Q: How does a 4-basis-point rise affect my monthly payment?

A: A 4-basis-point increase (0.04%) on a $350,000, 30-year loan typically adds about $12-$15 to the monthly payment, which translates into $4,000-$5,500 extra interest over the life of the loan.

Q: When is the right time to refinance?

A: I advise waiting for a rate drop of at least 25 basis points or when your credit score improves enough to secure a lower tier, and always calculate the break-even point against closing costs.

Q: What tools can I use to calculate the impact of rate changes?

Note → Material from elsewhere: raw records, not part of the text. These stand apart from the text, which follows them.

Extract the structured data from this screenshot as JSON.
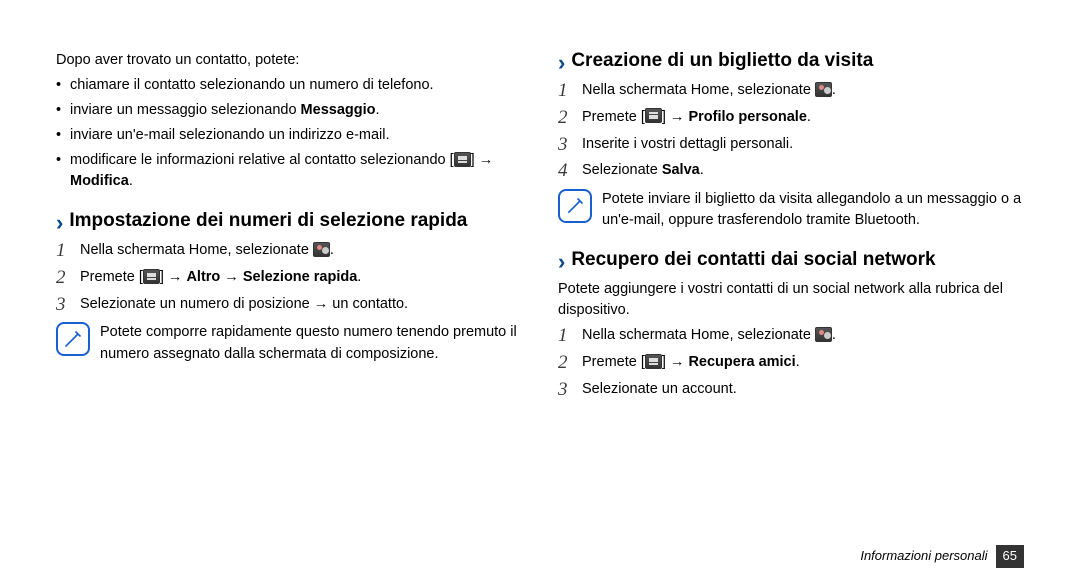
{
  "left": {
    "intro": "Dopo aver trovato un contatto, potete:",
    "bullets": [
      {
        "text": "chiamare il contatto selezionando un numero di telefono."
      },
      {
        "pre": "inviare un messaggio selezionando ",
        "bold": "Messaggio",
        "post": "."
      },
      {
        "text": "inviare un'e-mail selezionando un indirizzo e-mail."
      },
      {
        "pre": "modificare le informazioni relative al contatto selezionando [",
        "mid": "] → ",
        "bold": "Modifica",
        "post": "."
      }
    ],
    "heading": "Impostazione dei numeri di selezione rapida",
    "steps": [
      {
        "n": "1",
        "pre": "Nella schermata Home, selezionate ",
        "post": "."
      },
      {
        "n": "2",
        "pre": "Premete [",
        "mid": "] → ",
        "bold": "Altro → Selezione rapida",
        "post": "."
      },
      {
        "n": "3",
        "text": "Selezionate un numero di posizione → un contatto."
      }
    ],
    "note": "Potete comporre rapidamente questo numero tenendo premuto il numero assegnato dalla schermata di composizione."
  },
  "right": {
    "heading1": "Creazione di un biglietto da visita",
    "steps1": [
      {
        "n": "1",
        "pre": "Nella schermata Home, selezionate ",
        "post": "."
      },
      {
        "n": "2",
        "pre": "Premete [",
        "mid": "] → ",
        "bold": "Profilo personale",
        "post": "."
      },
      {
        "n": "3",
        "text": "Inserite i vostri dettagli personali."
      },
      {
        "n": "4",
        "pre": "Selezionate ",
        "bold": "Salva",
        "post": "."
      }
    ],
    "note": "Potete inviare il biglietto da visita allegandolo a un messaggio o a un'e-mail, oppure trasferendolo tramite Bluetooth.",
    "heading2": "Recupero dei contatti dai social network",
    "subtext": "Potete aggiungere i vostri contatti di un social network alla rubrica del dispositivo.",
    "steps2": [
      {
        "n": "1",
        "pre": "Nella schermata Home, selezionate ",
        "post": "."
      },
      {
        "n": "2",
        "pre": "Premete [",
        "mid": "] → ",
        "bold": "Recupera amici",
        "post": "."
      },
      {
        "n": "3",
        "text": "Selezionate un account."
      }
    ]
  },
  "footer": {
    "section": "Informazioni personali",
    "page": "65"
  }
}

A: Online mortgage calculators are useful, but I recommend entering the numbers into a spreadsheet using the standard payment formula to verify the results and include points or fees.

Q: How do rising rates affect home affordability?

A: Higher rates increase monthly payments, pushing the affordability threshold lower; buyers may need to look at cheaper homes or larger down payments to stay within a safe debt-to-income ratio.

Q: Can buying discount points offset a future rate rise?

A: Yes, purchasing points lowers the nominal rate; if rates later rise, the locked-in lower rate can provide a cushion, but you must weigh the upfront cost against the expected time you’ll stay in the home.